We have a few Joy Cowley books (linked to review) that we have really enjoyed, and continue to enjoy. They are fun, colorful, and great for early readers. Published by Hameray Publishing Group, these books are early readers that have been used and enjoyed by teachers and students for many years. When Hameray let me know that they have a new biography series out, I was eager to read some of these high interest books!
Hameray sent me three biographies including Anne Frank, Sacagewea, and Barack Obama. They are, generally speaking, for grades 3-8. However, Hameray has very specific applications of reading levels, with several per grade (and various labels as well). Anne Frank is guided level R (proficient reader, grade 4), Sacagewea is guided level N (fluent reader, grade 3), and Barack Obama is guided level P (fluent reader, grade 3). All of Hameray's books, including the biography series can be used with small (or large) groups. These books are meant to be high interest for all readers. Many schools like to use Hameray books for reading, and they have a fabulous reputation. I was happy to read and review these three biographies.
Having read the 1,400 page book on Sacagewea over the summer of 1999 (maybe into the fall, I'm not sure), I do know a bit about Sacagewea and the Lewis and Clark expedition. (Oh, how sad was I when I loaned this book to one of my students...who did not return to the school the following school year. I just hope she read it and passed it on! That was a good book, though long!) Though there are other children's biographies available (that I have not read), I thought Sacagewea was a well-written book for an elementary aged child, especially for grades 3 and 4, and even some second graders, and older children would still have interest in it, too. Though I disagreed with the pronunciation the book gave for Sacagewea's name (I believe most sources use the /j/ sound), the book itself gave great information-and much more than you would find in a third grade history book.
Most people are familiar with Anne Frank-The Diary of a Young Girl, and fourth grade is probably about as early as some parents might want to introduce some of the details of the brutality of World War II to their children. Homeschoolers may consider this book for a younger age and guided closely by a parent. Hameray's Anne Frank would be a good way to get an overview of Anne's life and how it was cut short.

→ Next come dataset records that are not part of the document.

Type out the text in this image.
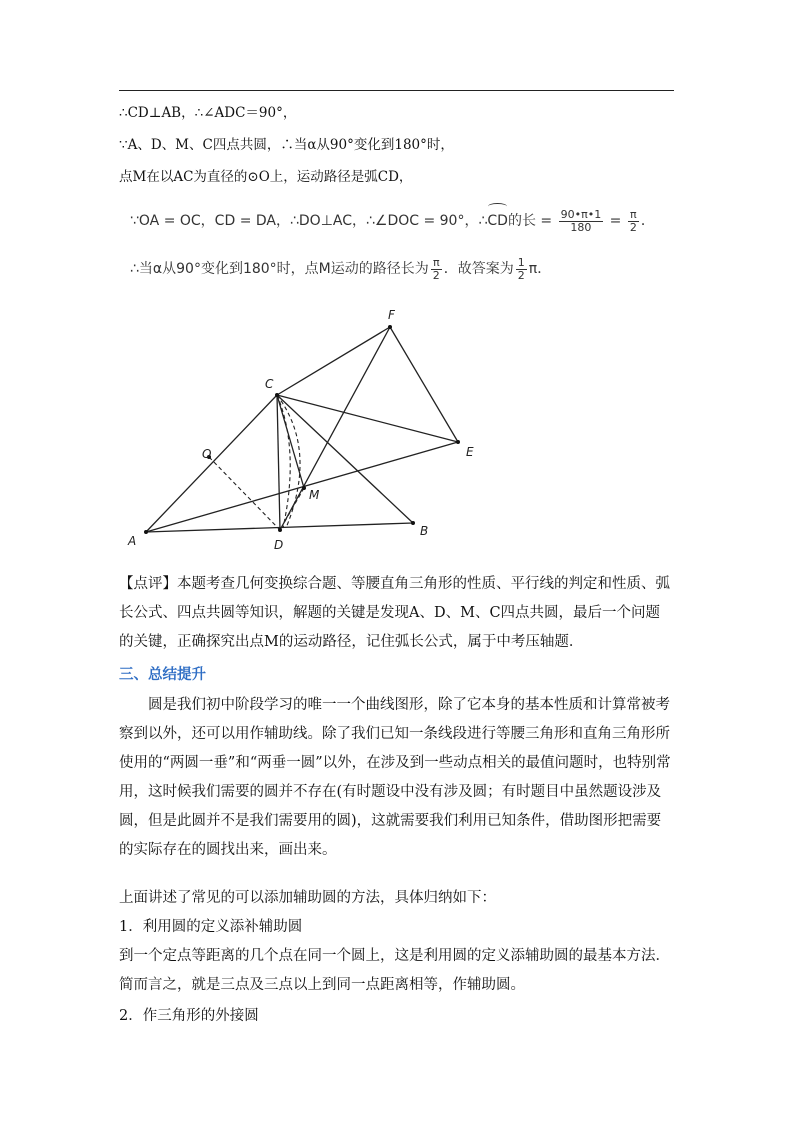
∴CD⊥AB，∴∠ADC＝90°，
∵A、D、M、C四点共圆，∴当α从90°变化到180°时，
点M在以AC为直径的⊙O上，运动路径是弧CD，
∵OA = OC，CD = DA，∴DO⊥AC，∴∠DOC = 90°，∴CD的长 = $\frac{90•\pi•1}{180} = \frac{\pi}{2}$ ．
∴当α从90°变化到180°时，点M运动的路径长为 $\frac{\pi}{2}$ ．故答案为 $\frac{1}{2}$ π．
A
B
C
D
E
F
O
M
【点评】本题考查几何变换综合题、等腰直角三角形的性质、平行线的判定和性质、弧长公式、四点共圆等知识，解题的关键是发现A、D、M、C四点共圆，最后一个问题的关键，正确探究出点M的运动路径，记住弧长公式，属于中考压轴题．
三、总结提升
圆是我们初中阶段学习的唯一一个曲线图形，除了它本身的基本性质和计算常被考察到以外，还可以用作辅助线。除了我们已知一条线段进行等腰三角形和直角三角形所使用的“两圆一垂”和“两垂一圆”以外，在涉及到一些动点相关的最值问题时，也特别常用，这时候我们需要的圆并不存在(有时题设中没有涉及圆；有时题目中虽然题设涉及圆，但是此圆并不是我们需要用的圆)，这就需要我们利用已知条件，借助图形把需要的实际存在的圆找出来，画出来。
上面讲述了常见的可以添加辅助圆的方法，具体归纳如下：
1．利用圆的定义添补辅助圆
到一个定点等距离的几个点在同一个圆上，这是利用圆的定义添辅助圆的最基本方法．简而言之，就是三点及三点以上到同一点距离相等，作辅助圆。
2．作三角形的外接圆
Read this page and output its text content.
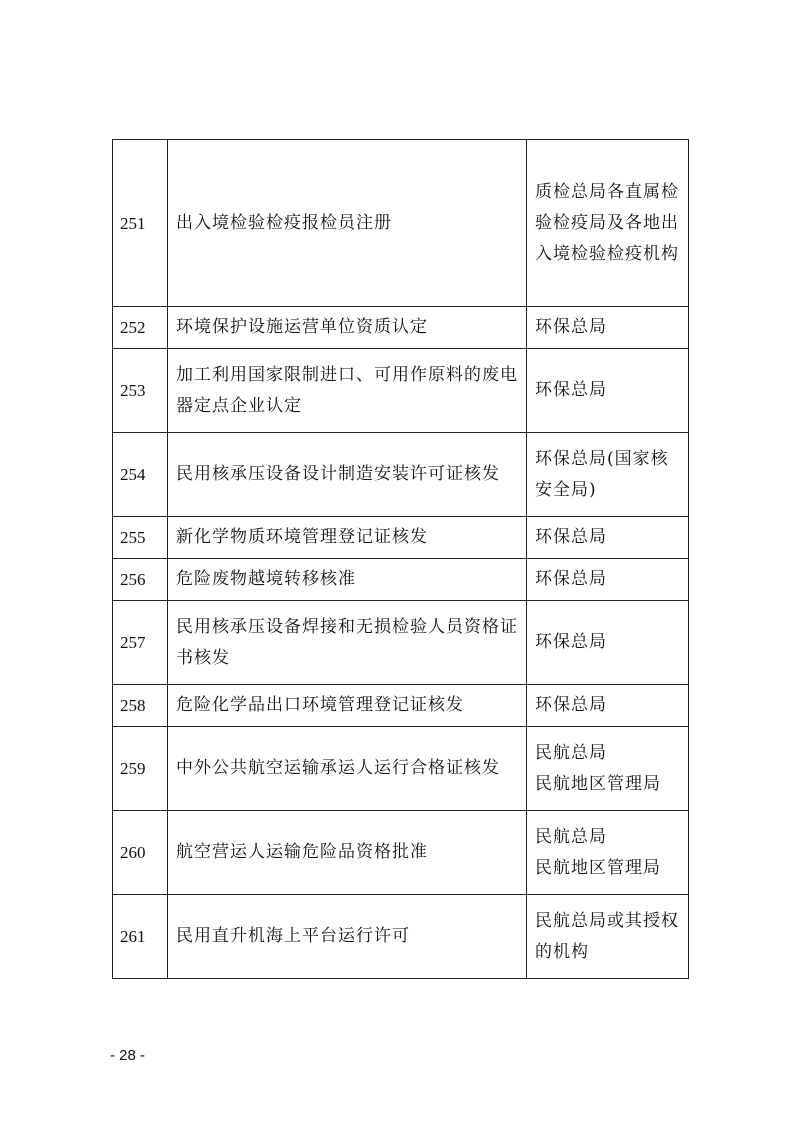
251	出入境检验检疫报检员注册	质检总局各直属检验检疫局及各地出入境检验检疫机构
252	环境保护设施运营单位资质认定	环保总局
253	加工利用国家限制进口、可用作原料的废电器定点企业认定	环保总局
254	民用核承压设备设计制造安装许可证核发	环保总局(国家核安全局)
255	新化学物质环境管理登记证核发	环保总局
256	危险废物越境转移核准	环保总局
257	民用核承压设备焊接和无损检验人员资格证书核发	环保总局
258	危险化学品出口环境管理登记证核发	环保总局
259	中外公共航空运输承运人运行合格证核发	民航总局
民航地区管理局
260	航空营运人运输危险品资格批准	民航总局
民航地区管理局
261	民用直升机海上平台运行许可	民航总局或其授权的机构
- 28 -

Our current President (and past President Ronald Reagan) also has a biography by Hameray. Known for his powerful and persuasive speeches, it is no surprise that the book Barack Obama includes several quotes. As with the other books that I have highlighted here, this gives a brief summary of his life. It tells of his upbringing and education. It shares why Obama got involved in politics and eventually became president of the United States. I didn't think this was an unbiased biography, and though that wouldn't be surprising if it were for an adult, this is a book that will be used in classrooms. As with all the books, vocabulary words are included, with a glossary in the back. One of the words to describe Obama is "open-minded." Some may agree, but most conservative people would disagree with that statement. My much larger disagreement is in the way the vocabulary word "liberal" is defined. Based on author Adria F. Klein (and Hameray's?) definition in the glossary, liberal means "beliefs that are more open-minded and willing to include all sides." WHAT? Gee, can you imagine a child going home from school and asking his parents if they are liberal and being shocked when they say no because that means they are not "willing to listen to other view-points"? If that is the definition for liberal, how can a fair definition be given for a conservative politician or voter?
I would be very disappointed if my child's school used a book such as this to educate children about the President. Let me clarify. I think educating our children about our current President, no matter the political party is just fine, and even beneficial. However, in a classroom setting, words such as conservative and liberal should be properly defined, and the books a teacher uses to teach should not be politically slanted-to any view. You may think that this review is a bit unbiased in itself, but when a publishing company asks for a review, it will be an honest one here at Live, Learn Love. Politics can be taught without such strong bias in any school, and should be! (As a former teacher, I know how important it is to be neutral in these situations. I also know that a teacher should be careful of how they present their views-and the books we share with our classes have the capacity to be very influential. Many children believe if they read it, it must be absolute fact, especially when presented as fact such as in a biography.)
Overall, I would definitely recommend the Sacagewea and Anne Frank biographies by Hameray and would even like to read others in the series. However, I cannot recommend the Barack Obama book for the reasons stated above. I hope some changes are made to Barack Obama to make it less biased to uphold the reputation of Hameray.
These biographies were provided for review purposes by Hameray.